Los chicanos son fundamentales para entender la cultura estadounidense moderna. Están en las universidades, en el arte, en la política, en la música, en los sindicatos. Y sin embargo, cada redada, cada discurso de odio, también los golpea. Porque no importa si tienen ciudadanía: su apellido, su acento o el color de su piel los expone. Ellos también son víctimas del racismo sistémico.

Hoy, más que nunca, México debe voltear a ver a su gente más allá del río Bravo. No como simples paisanos lejanos, sino como parte de nuestra nación extendida. Porque si algo une a los mexicanos, estén donde estén, es su espíritu de resistencia. Los migrantes no huyen por gusto, sino por necesidad. Y a cambio, han sostenido economías, levantado ciudades y mantenido viva la cultura mexicana en el extranjero.

Las remesas no son solo dinero: son prueba de amor, sacrificio y esperanza. Y ese compromiso merece algo más que silencio institucional. Merece defensa diplomática, apoyo consular real, y sobre todo, empatía nacional. Cada vez que un mexicano insulta o desprecia a un migrante —por su acento pocho, por su ropa, por sus papeles— se convierte en cómplice de la misma discriminación que dice condenar.
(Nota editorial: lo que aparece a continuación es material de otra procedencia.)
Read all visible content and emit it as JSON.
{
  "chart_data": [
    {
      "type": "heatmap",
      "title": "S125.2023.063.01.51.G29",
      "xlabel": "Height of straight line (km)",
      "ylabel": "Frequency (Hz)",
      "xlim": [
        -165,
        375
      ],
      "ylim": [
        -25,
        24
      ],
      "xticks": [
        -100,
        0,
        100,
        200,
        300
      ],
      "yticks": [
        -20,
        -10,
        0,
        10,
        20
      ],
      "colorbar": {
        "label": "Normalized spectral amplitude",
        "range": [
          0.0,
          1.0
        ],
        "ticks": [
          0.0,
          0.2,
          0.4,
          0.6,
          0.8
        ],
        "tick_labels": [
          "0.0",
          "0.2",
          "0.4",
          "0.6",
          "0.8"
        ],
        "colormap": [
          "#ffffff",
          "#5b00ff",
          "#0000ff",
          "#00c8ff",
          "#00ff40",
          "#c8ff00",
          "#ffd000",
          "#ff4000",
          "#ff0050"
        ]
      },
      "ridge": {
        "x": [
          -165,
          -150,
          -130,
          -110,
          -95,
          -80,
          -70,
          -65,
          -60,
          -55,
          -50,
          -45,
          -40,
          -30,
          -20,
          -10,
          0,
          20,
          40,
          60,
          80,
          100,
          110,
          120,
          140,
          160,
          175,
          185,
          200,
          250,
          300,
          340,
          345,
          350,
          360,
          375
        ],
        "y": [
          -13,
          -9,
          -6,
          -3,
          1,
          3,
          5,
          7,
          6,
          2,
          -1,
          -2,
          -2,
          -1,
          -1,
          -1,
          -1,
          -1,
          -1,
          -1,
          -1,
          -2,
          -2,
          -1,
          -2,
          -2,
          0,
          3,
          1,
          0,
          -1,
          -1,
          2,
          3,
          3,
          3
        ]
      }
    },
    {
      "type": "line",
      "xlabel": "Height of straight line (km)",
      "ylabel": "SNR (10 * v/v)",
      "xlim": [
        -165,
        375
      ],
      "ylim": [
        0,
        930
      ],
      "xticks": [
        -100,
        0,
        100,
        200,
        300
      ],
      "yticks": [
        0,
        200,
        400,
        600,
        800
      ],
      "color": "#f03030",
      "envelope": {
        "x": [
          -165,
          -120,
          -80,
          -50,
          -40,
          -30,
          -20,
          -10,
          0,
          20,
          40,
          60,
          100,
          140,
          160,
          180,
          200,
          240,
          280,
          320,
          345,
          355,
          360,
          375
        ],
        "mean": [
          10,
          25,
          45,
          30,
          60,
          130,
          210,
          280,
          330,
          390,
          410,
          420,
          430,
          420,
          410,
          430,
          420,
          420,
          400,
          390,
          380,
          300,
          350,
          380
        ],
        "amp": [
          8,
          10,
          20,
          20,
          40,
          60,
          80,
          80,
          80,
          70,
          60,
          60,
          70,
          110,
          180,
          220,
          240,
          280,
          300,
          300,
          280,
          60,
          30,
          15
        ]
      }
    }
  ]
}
Las fronteras, como están planteadas hoy, no son lugares de paso. Son cárceles abiertas. Zonas donde reina la vigilancia, el miedo y la burocracia cruel. Para miles de niños, esas jaulas del ICE (Servicio de Inmigración y Control de Aduanas) son su primer recuerdo de Estados Unidos. ¿Ese es el país que dice defender los valores cristianos y la libertad?

Además, no podemos hablar de migración sin hablar del racismo. Porque este no es solo un tema migratorio, sino profundamente racial. Las políticas antiinmigrantes suelen tener rostro y acento. No se aplican con la misma fuerza para migrantes europeos o canadienses. El blanco pobre puede aspirar a mejorar; el latino pobre, a ser deportado.

Trump lo sabe, y por eso lo explota. En un año electoral donde su imagen se desmorona entre procesos judiciales, alianzas rotas y amenazas internas, necesita un enemigo claro. Y el migrante latino cumple con todos los requisitos: está lejos del poder, es fácil de estigmatizar y difícil de defender políticamente.

Pero aún hay esperanza. En cada marcha, en cada organización de ayuda, en cada abogado que ofrece servicios pro bono, en cada chicano que no olvida su origen, se enciende una luz. Y también en México. Porque un país que protege a sus hijos, donde sea que estén, es un país más digno.

No dejemos que los muros nos separen del corazón. Hoy más que nunca, México debe recordar que su gente no termina en sus fronteras. Y que el verdadero poder no está en las redadas ni en las amenazas, sino en la solidaridad. Esa que nos ha hecho sobrevivir guerras, pandemias, traiciones… y que ahora debe ayudarnos a defender lo más humano que tenemos: nuestra gente.